I really miss being able to use my own ranking and filtering tools on content. And I am reminded of this whenever I encounter streaming services: I could do a much better job at organizing my view of Netflix than Netflix can. (That doesn’t imply I can easily make something that works for you, but that’s okay). The problem is that there is no convenient way to achieve this since Netflix are really stingy when it comes to APIs.

This would be extremely useful on social media. I know plenty of people online who I want to discuss certain things with, but which produce also lots of nonsense I don’t want to waste my time on. Then there are people who almost always say something I want to read. The mechanisms for filtering that Facebook or Twitter offer are very coarse grained. And I have zero direct control over how content is ranked on the feed I see.

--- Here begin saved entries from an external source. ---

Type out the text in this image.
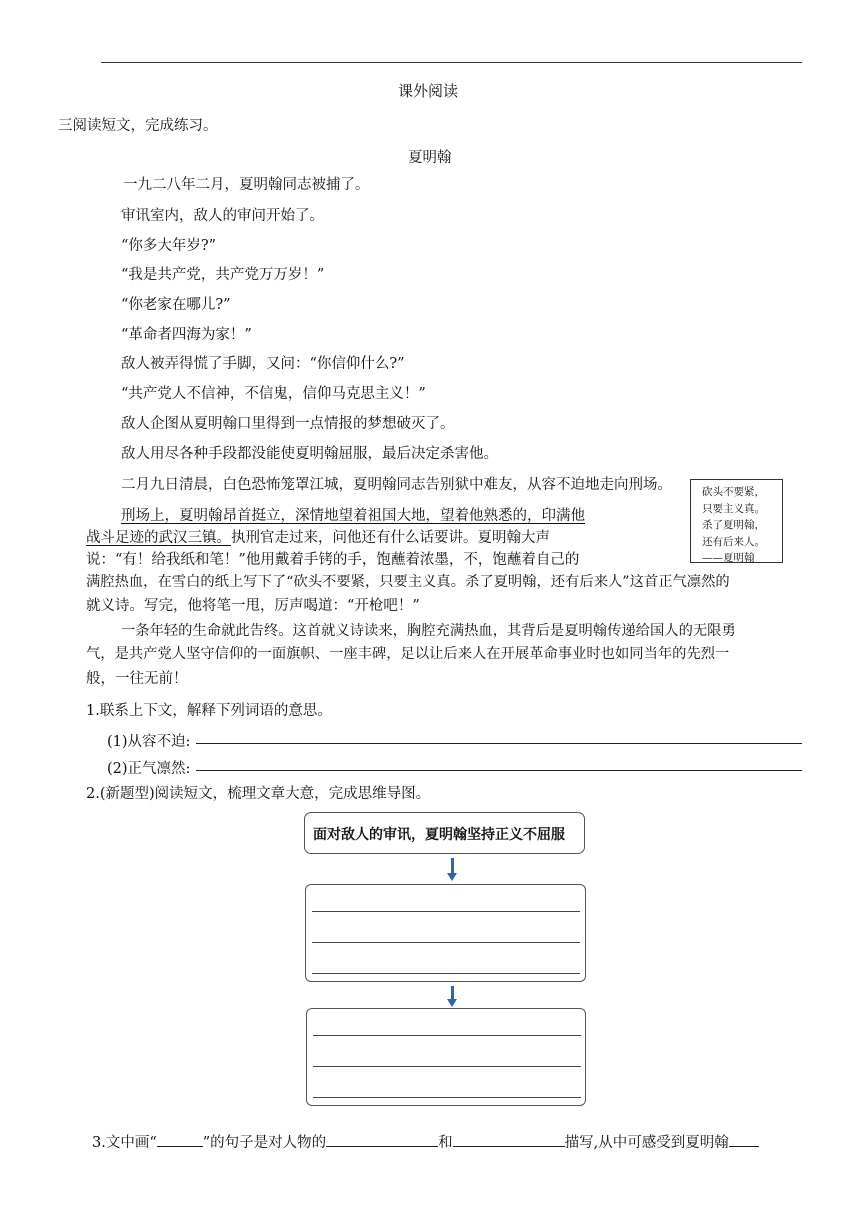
课外阅读
三阅读短文，完成练习。
夏明翰
一九二八年二月，夏明翰同志被捕了。
审讯室内，敌人的审问开始了。
“你多大年岁?”
“我是共产党，共产党万万岁！”
“你老家在哪儿?”
“革命者四海为家！”
敌人被弄得慌了手脚，又问：“你信仰什么?”
“共产党人不信神，不信鬼，信仰马克思主义！”
敌人企图从夏明翰口里得到一点情报的梦想破灭了。
敌人用尽各种手段都没能使夏明翰屈服，最后决定杀害他。
二月九日清晨，白色恐怖笼罩江城，夏明翰同志告别狱中难友，从容不迫地走向刑场。
刑场上，夏明翰昂首挺立，深情地望着祖国大地，望着他熟悉的，印满他
战斗足迹的武汉三镇。执刑官走过来，问他还有什么话要讲。夏明翰大声
说：“有！给我纸和笔！”他用戴着手铐的手，饱蘸着浓墨，不，饱蘸着自己的
满腔热血，在雪白的纸上写下了“砍头不要紧，只要主义真。杀了夏明翰，还有后来人”这首正气凛然的
就义诗。写完，他将笔一甩，厉声喝道：“开枪吧！”
砍头不要紧，
只要主义真。
杀了夏明翰，
还有后来人。
——夏明翰
一条年轻的生命就此告终。这首就义诗读来，胸腔充满热血，其背后是夏明翰传递给国人的无限勇
气，是共产党人坚守信仰的一面旗帜、一座丰碑，足以让后来人在开展革命事业时也如同当年的先烈一
般，一往无前！
1.联系上下文，解释下列词语的意思。
(1)从容不迫:
(2)正气凛然:
2.(新题型)阅读短文，梳理文章大意，完成思维导图。
面对敌人的审讯，夏明翰坚持正义不屈服
3.文中画“	”的句子是对人物的	和	描写,从中可感受到夏明翰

Opening up Twitter a bit more so you can, to a greater degree, tailor your experience would be a better approach. Preferably by being able to write your own clients that can get access to more data, and do better ranking and filtering.

Of course, this comes with its own non-trivial risks. And for all I know, they may be far worse than what we have today. People would essentially be able to craft their own reality where their biases and prejudices need never be challenged by someone else’s reality.

It is entirely possible that people, organizations and companies might offer ready made filters that people can adopt. I’m sure most hate groups, churches, political activists etc. would love the ability to manipulate what their members see - and people would be stupid enough to let them.

Imagine the titanium shelled filter bubbles you could end up with. Powered by people’s unhealthy obsession with not being offended.

Final words

Just don’t make the mistake of thinking Elon Musk knows what he is talking about in this case. It doesn’t seem like he does. Not everything he utters impulsively is the result of careful consideration and people shouldn’t take everything he says seriously.